Ham. Why look you there: looke how it steals away: [Sidenote: 173] My Father in his habite, as he liued, Looke where he goes euen now out at the Portall. Exit. [Sidenote: Exit Ghost.]

[Sidenote: 114] Qu. This is the very coynage of your Braine,
[Sidenote: Ger.]

[Footnote 1: The Ghost here judges, as alone is possible to him, from what he knows—from the fact that his brother Claudius has not yet made his appearance in the ghost-world. Not understanding Hamlet's difficulties, he mistakes Hamlet himself.]

[Footnote 2: He mistakes also, through his tenderness, the condition of his wife—imagining, it would seem, that she feels his presence, though she cannot see him, or recognize the source of the influence which he supposes to be moving her conscience: she is only perturbed by Hamlet's behaviour.]

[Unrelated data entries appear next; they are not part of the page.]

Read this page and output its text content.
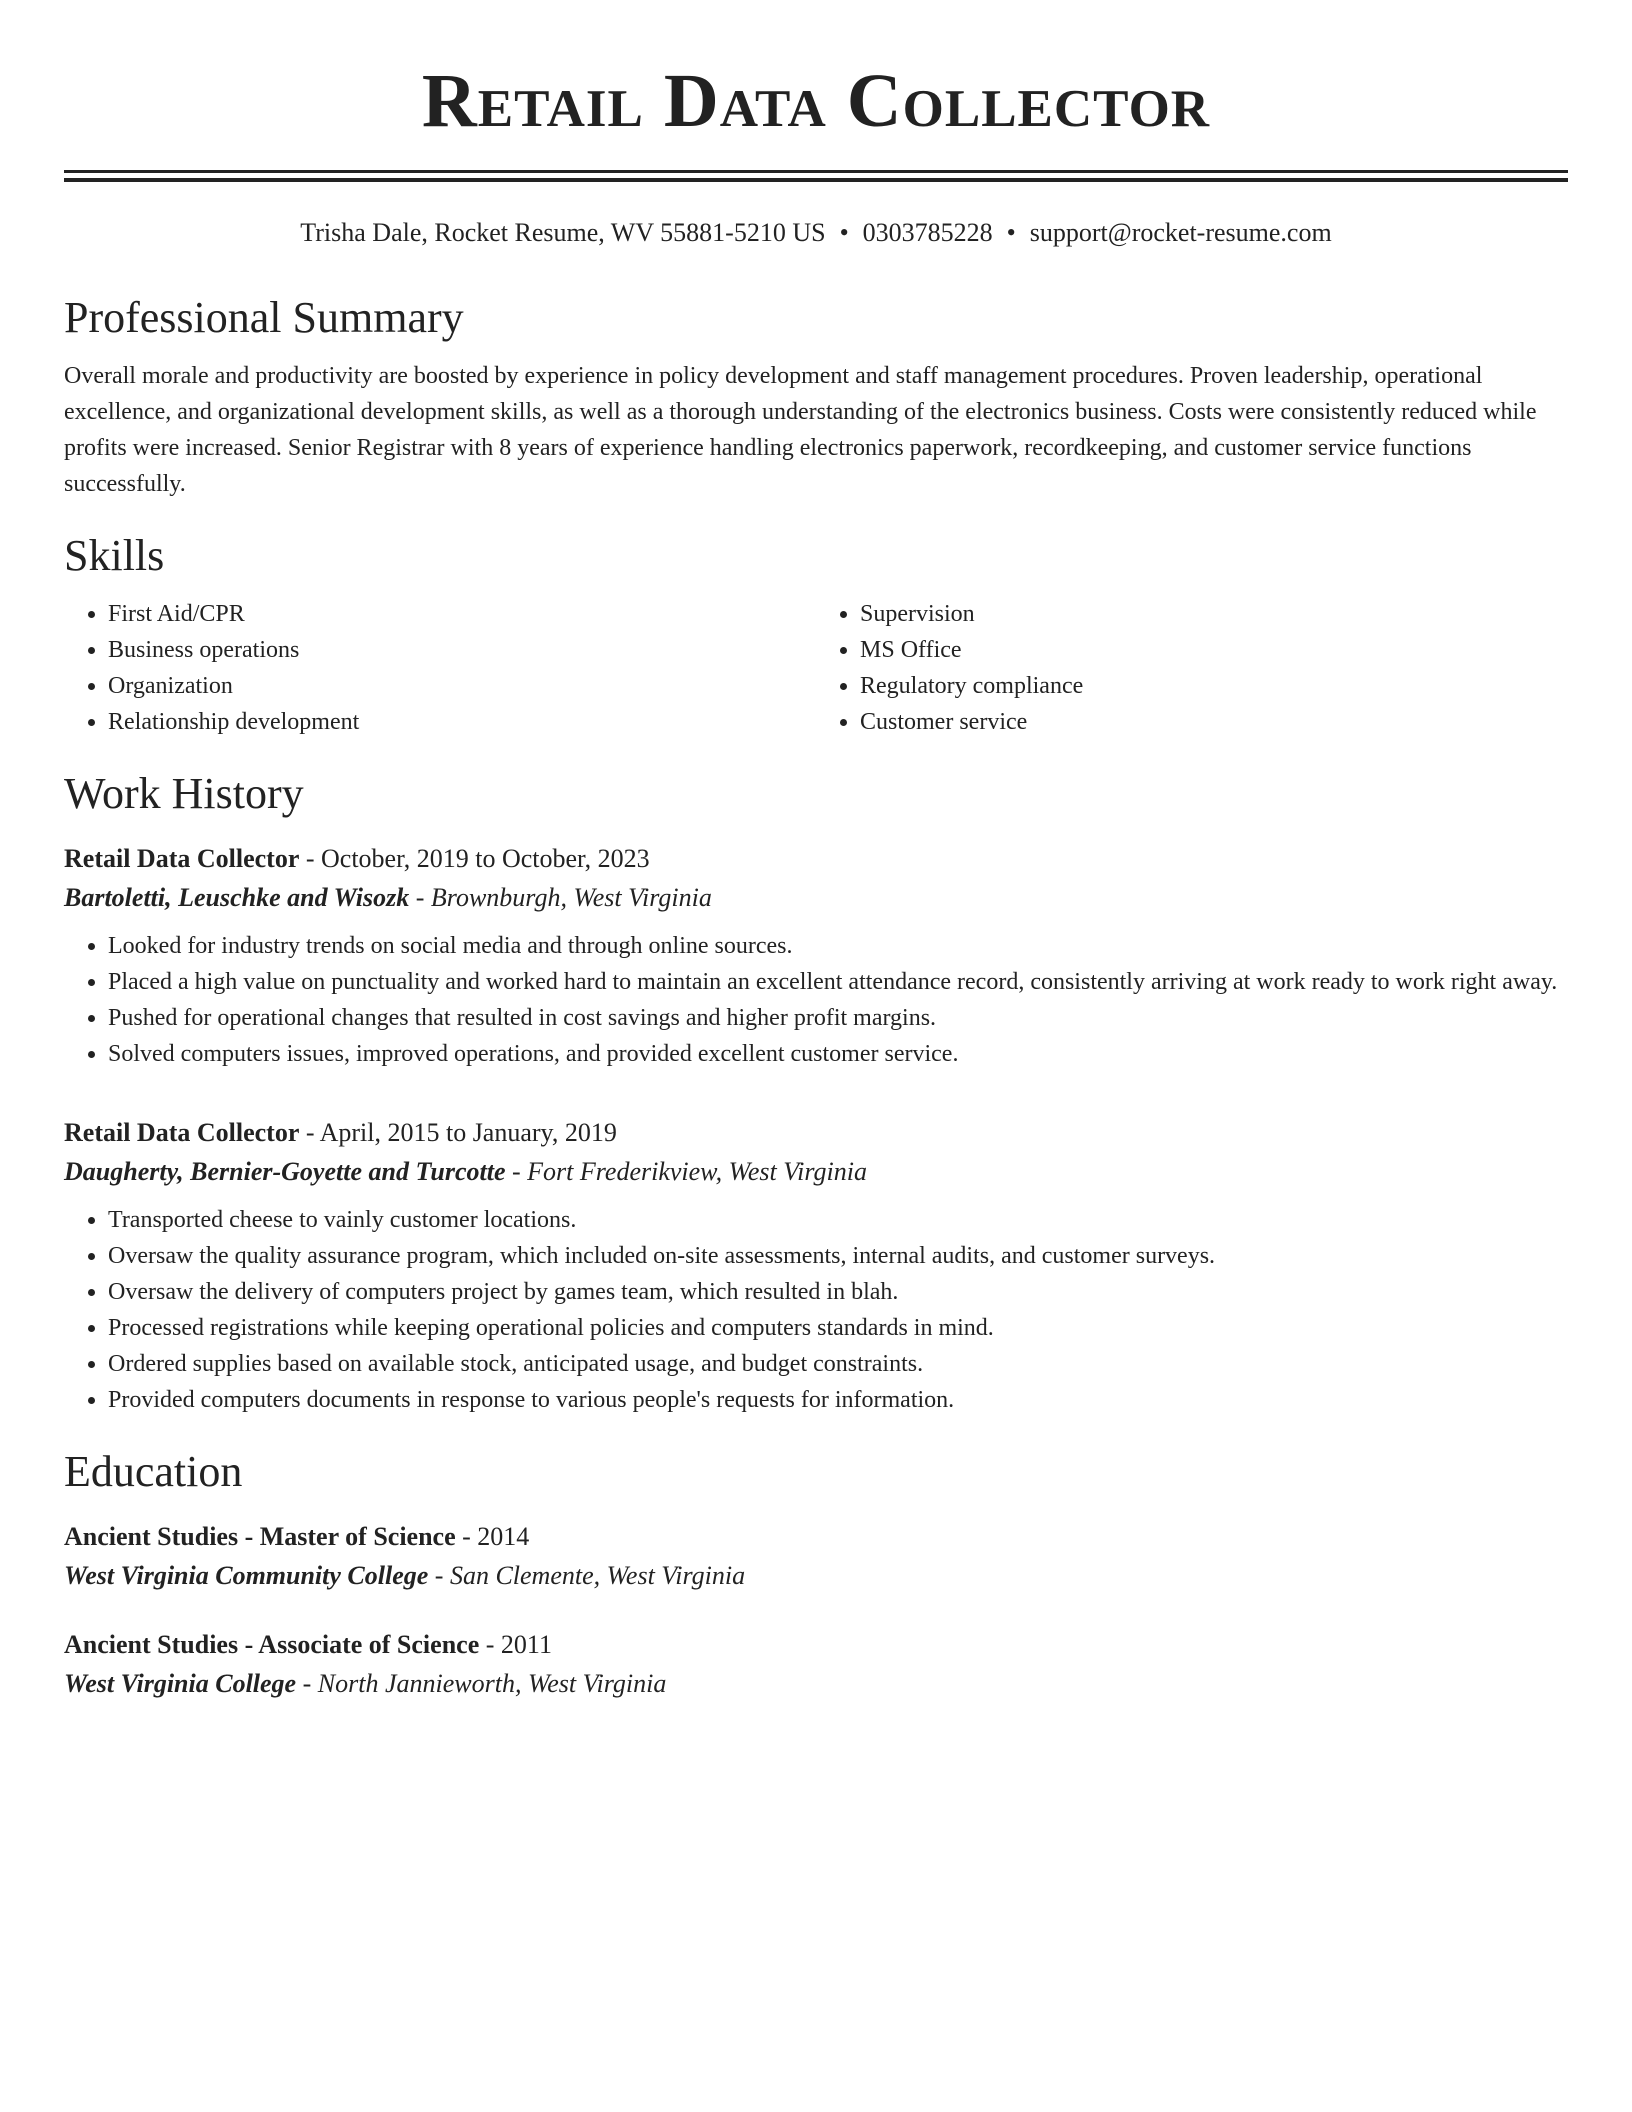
Retail Data Collector
Trisha Dale, Rocket Resume, WV 55881-5210 US • 0303785228 • support@rocket-resume.com
Professional Summary
Overall morale and productivity are boosted by experience in policy development and staff management procedures. Proven leadership, operational excellence, and organizational development skills, as well as a thorough understanding of the electronics business. Costs were consistently reduced while profits were increased. Senior Registrar with 8 years of experience handling electronics paperwork, recordkeeping, and customer service functions successfully.
Skills
• First Aid/CPR
• Business operations
• Organization
• Relationship development
• Supervision
• MS Office
• Regulatory compliance
• Customer service
Work History
Retail Data Collector - October, 2019 to October, 2023
Bartoletti, Leuschke and Wisozk - Brownburgh, West Virginia
• Looked for industry trends on social media and through online sources.
• Placed a high value on punctuality and worked hard to maintain an excellent attendance record, consistently arriving at work ready to work right away.
• Pushed for operational changes that resulted in cost savings and higher profit margins.
• Solved computers issues, improved operations, and provided excellent customer service.
Retail Data Collector - April, 2015 to January, 2019
Daugherty, Bernier-Goyette and Turcotte - Fort Frederikview, West Virginia
• Transported cheese to vainly customer locations.
• Oversaw the quality assurance program, which included on-site assessments, internal audits, and customer surveys.
• Oversaw the delivery of computers project by games team, which resulted in blah.
• Processed registrations while keeping operational policies and computers standards in mind.
• Ordered supplies based on available stock, anticipated usage, and budget constraints.
• Provided computers documents in response to various people's requests for information.
Education
Ancient Studies - Master of Science - 2014
West Virginia Community College - San Clemente, West Virginia
Ancient Studies - Associate of Science - 2011
West Virginia College - North Jannieworth, West Virginia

[Footnote 3: —fighting within itself, as the sea in a storm may be said to fight.

He is careful as ever over the wife he had loved and loves still; careful no less of the behaviour of the son to his mother.

In the 1st Q. we have:—

But I perceiue by thy distracted lookes,
Thy mother's fearefull, and she stands amazde:
Speake to her Hamlet, for her sex is weake,
Comfort thy mother, Hamlet, thinke on me.]

[Footnote 4: —not used here for bare imagination, but imagination with its concomitant feeling:—conception. 198.]

[Footnote 5: His last word ere he vanishes utterly, concerns his queen; he is tender and gracious still to her who sent him to hell. This attitude of the Ghost towards his faithless wife, is one of the profoundest things in the play. All the time she is not thinking of him any more than seeing him—for 'is he not dead!'—is looking straight at where he stands, but is all unaware of him.]